Chronik Oberösterreich
10/19/2019

Bub geriet in Maschine: Rechter Arm musste amputiert werden

Tragisches Unglück in Perg: Dreijähriger griff unter Schutzblech und geriet in Förderschnecke.

von Wolfgang Atzenhofer

Einem dreijährigen Buben musste Samstagmittag bei einem tragischen Unfall in einer Mühle in Perg im Mühlviertel ein Arm amputiert werden. Das Kind war mit seiner Hand in eine Förderschnecke geraten. Ein Großaufgebot der Feuerwehr und der Rettung stand im Einsatz.

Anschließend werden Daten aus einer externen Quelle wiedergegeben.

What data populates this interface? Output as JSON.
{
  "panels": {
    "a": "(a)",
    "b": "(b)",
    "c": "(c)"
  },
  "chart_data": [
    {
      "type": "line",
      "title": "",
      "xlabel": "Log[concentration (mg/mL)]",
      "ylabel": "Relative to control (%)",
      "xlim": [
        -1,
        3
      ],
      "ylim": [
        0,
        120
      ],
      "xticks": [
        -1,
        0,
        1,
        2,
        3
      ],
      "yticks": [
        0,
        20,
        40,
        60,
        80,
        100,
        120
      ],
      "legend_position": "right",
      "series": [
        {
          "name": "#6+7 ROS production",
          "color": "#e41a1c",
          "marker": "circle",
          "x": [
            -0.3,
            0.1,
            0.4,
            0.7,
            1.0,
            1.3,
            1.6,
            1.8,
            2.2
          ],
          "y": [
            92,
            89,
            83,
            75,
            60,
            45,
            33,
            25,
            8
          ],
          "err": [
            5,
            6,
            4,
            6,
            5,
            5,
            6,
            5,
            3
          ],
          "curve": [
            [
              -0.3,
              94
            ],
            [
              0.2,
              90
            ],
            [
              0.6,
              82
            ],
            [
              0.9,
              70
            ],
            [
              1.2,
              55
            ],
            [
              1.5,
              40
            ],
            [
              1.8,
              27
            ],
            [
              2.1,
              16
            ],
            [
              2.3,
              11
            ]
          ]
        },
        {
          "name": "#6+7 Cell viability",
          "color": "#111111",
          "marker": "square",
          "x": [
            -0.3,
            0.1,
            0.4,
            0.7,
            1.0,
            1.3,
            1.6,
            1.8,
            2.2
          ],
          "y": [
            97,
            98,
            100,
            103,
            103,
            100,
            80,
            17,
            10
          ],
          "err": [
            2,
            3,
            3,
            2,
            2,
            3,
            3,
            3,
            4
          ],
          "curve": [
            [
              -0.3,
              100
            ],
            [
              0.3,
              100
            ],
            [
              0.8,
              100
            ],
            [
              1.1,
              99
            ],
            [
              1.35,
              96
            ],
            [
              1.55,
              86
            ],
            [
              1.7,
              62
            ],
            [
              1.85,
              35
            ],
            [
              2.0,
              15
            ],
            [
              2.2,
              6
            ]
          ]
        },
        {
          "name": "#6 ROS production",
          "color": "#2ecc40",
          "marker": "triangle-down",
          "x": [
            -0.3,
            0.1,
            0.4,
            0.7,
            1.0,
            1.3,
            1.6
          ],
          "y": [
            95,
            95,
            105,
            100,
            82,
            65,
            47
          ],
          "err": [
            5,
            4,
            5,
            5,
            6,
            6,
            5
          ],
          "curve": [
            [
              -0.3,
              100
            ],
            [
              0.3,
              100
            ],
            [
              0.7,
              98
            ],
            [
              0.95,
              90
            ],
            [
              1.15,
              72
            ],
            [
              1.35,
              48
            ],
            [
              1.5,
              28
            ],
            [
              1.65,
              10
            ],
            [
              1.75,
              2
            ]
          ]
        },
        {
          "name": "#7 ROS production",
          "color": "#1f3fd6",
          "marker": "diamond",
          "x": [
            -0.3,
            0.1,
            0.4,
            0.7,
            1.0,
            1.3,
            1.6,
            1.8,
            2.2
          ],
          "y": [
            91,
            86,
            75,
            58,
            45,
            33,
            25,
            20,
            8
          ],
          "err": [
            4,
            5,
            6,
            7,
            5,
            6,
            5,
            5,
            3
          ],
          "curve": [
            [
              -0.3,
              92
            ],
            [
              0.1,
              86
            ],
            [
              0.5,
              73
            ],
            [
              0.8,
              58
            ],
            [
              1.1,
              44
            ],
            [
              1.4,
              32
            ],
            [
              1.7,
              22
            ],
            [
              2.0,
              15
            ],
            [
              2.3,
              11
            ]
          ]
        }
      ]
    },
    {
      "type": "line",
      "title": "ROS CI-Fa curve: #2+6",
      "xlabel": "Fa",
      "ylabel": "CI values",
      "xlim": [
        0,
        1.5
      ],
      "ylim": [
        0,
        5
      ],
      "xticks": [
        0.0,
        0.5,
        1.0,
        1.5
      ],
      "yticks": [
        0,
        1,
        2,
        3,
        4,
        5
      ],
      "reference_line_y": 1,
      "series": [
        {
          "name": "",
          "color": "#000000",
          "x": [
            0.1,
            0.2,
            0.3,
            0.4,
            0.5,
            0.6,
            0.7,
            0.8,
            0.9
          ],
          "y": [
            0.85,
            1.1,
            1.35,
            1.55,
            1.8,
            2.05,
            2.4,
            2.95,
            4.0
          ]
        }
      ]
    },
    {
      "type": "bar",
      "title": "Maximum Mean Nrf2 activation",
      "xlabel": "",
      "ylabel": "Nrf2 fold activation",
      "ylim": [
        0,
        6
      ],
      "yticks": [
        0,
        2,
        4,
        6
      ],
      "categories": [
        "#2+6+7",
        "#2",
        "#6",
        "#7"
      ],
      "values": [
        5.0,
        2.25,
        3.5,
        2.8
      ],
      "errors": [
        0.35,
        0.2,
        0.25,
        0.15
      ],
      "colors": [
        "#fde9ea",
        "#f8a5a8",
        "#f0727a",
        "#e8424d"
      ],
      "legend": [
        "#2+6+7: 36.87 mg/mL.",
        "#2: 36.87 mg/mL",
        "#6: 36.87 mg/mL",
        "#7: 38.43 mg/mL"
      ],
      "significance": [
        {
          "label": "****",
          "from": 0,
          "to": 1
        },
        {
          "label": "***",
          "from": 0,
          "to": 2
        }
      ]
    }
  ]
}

Das Unglück war nicht vorhersehbar: Ein 41-Jähriger aus dem Bezirk Perg besuchte mit dem dreijährigen Sohn seiner Lebensgefährtin die Mühle. Im zweiten Obergeschoß befinden sich unmittelbar nach dem Stiegenaufgang zwei Wirbelschichtmaschinen in denen getrockneter Mohn verarbeitet wird. Der kleine Bub ging unmittelbar vor dem 41-Jährigen und griff mit seiner rechten Hand in einen mit einem Schutzblech abgedeckten Behälter, in dem der Mohn von einer Förderschnecke hochtransportiert wird. Dabei wurde er mit dem rechten Arm von der Förderschnecke erfasst. Der Mann betätigte sofort den Notaus-Schalter und schrie nach Hilfe durch einen Mitarbeiter.

Angehörige wurden betreut

Das Kind konnte erst von der Feuerwehr befreit werden. Die Einsatzkräfte setzten dabei ein Bergegerät ein. Allerdings musste der Notarzt bei dem Rettungseinsatz den Arm des Kleinen amputieren. Anschließend wurde das schwerverletzte Kind mit dem Notarzthubschrauber umgehend in das Kepler Uniklinikum nach Linz gebracht. Das Kriseninterventionsteam kümmerte sich um die Angehörigen des Kindes und die Mitarbeiter der Mühle.